Secure Private AI Inference Routing Layer Developed by Researchers
In the realm of sensitive industries such as healthcare and finance, the desire to harness the power of large AI models without compromising private data has led researchers to develop a novel approach.
Secure Multi-Party Computation (MPC) and its Limitations
By leveraging a cryptographic technique called Secure Multi-Party Computation (MPC), organizations can split their data into encrypted fragments, distribute them across multiple servers, and compute results without any single server accessing the raw input.
However, this method comes with a significant caveat: speed. Traditional mid-sized language models that return results in under a second can take over 60 seconds when processed under MPC due to the substantial encryption overhead.
Input-Adaptive Routing and Existing Solutions
Prior solutions have attempted to mitigate this issue by redesigning AI models to operate efficiently under encryption. While these efforts have helped, they share a fundamental limitation: every query, regardless of complexity, must pass through the same model at the same cost.
This is where the concept of input-adaptive routing becomes essential.
SecureRouter: A Novel Solution
To address this conundrum, researchers at the University of Central Florida developed a system called SecureRouter. This innovative solution introduces a lightweight routing component that evaluates each incoming encrypted query and selects the most suitable model from a pool of various sizes to process it.
The routing decision remains encrypted, ensuring that neither the client nor the server gains insight into the input data.
Impressive Results
When tested against SecFormer, a private inference system employing a fixed large model, SecureRouter demonstrated impressive speed improvements, reducing average inference time by 1.95 times across five language understanding tasks.

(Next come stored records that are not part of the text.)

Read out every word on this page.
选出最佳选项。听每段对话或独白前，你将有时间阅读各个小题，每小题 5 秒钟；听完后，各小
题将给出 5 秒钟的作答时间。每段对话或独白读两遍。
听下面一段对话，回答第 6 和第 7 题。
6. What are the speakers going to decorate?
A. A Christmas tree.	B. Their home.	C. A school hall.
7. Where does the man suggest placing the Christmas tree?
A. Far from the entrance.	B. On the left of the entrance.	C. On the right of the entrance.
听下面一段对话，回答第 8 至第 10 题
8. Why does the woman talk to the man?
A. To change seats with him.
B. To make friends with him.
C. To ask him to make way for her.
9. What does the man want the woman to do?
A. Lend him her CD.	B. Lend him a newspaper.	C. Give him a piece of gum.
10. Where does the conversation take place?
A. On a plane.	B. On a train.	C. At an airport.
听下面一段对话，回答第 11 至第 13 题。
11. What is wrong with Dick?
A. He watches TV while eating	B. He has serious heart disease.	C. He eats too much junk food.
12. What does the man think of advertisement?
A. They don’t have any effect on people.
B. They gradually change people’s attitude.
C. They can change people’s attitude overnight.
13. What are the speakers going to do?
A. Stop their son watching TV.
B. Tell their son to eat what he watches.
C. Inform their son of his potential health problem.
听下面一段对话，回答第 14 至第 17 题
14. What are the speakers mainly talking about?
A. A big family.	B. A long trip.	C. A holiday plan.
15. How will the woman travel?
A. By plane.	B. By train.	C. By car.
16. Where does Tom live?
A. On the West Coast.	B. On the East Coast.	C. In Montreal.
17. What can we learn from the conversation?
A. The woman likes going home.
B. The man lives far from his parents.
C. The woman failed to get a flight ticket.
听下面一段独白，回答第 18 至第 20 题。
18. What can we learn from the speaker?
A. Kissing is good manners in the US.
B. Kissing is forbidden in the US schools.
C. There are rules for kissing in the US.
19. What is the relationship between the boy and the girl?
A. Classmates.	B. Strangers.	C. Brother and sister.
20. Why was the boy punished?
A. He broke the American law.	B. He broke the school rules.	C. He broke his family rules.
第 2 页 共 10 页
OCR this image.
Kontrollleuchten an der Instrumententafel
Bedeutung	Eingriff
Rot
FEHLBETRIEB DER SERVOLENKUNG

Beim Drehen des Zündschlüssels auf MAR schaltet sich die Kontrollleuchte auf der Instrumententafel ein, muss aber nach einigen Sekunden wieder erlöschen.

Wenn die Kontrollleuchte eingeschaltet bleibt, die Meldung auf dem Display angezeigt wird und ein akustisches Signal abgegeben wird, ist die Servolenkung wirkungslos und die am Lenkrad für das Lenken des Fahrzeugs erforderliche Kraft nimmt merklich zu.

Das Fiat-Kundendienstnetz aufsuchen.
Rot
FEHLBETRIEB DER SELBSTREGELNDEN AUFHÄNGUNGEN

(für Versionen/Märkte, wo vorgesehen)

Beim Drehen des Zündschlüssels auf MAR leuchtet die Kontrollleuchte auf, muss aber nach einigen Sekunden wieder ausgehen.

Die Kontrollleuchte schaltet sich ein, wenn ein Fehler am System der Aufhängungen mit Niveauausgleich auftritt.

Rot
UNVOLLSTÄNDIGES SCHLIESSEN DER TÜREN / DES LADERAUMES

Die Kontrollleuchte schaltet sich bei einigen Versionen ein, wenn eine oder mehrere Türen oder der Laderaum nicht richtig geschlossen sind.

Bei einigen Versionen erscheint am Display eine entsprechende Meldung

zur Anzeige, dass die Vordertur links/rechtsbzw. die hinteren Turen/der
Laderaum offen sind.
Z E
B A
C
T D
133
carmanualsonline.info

The speedups ranged from 1.83 to 2.19, depending on the task complexity. Compared to running a large model on every query, SecureRouter achieved an average speedup of 1.53 times across eight benchmark tasks.
Accuracy and Implications
The accuracy of SecureRouter remained remarkably close to the large-model baseline, except for a notable drop in performance on a grammatical analysis task. This highlights the importance of matching model size to query complexity.
The implications of SecureRouter are significant, as it enables organizations to leverage large AI models while maintaining the confidentiality of sensitive data.
By sitting atop existing MPC frameworks and utilizing standard language model architectures, SecureRouter does not require extensive infrastructure changes. Clients receive only the final result, unaware of which model processed their query.
This innovation paves the way for widespread adoption of private AI inference in high-stakes industries.
The authors conclude that SecureRouter offers a promising solution for balancing security and efficiency in private AI inference, enabling organizations to harness the power of large AI models while protecting sensitive data.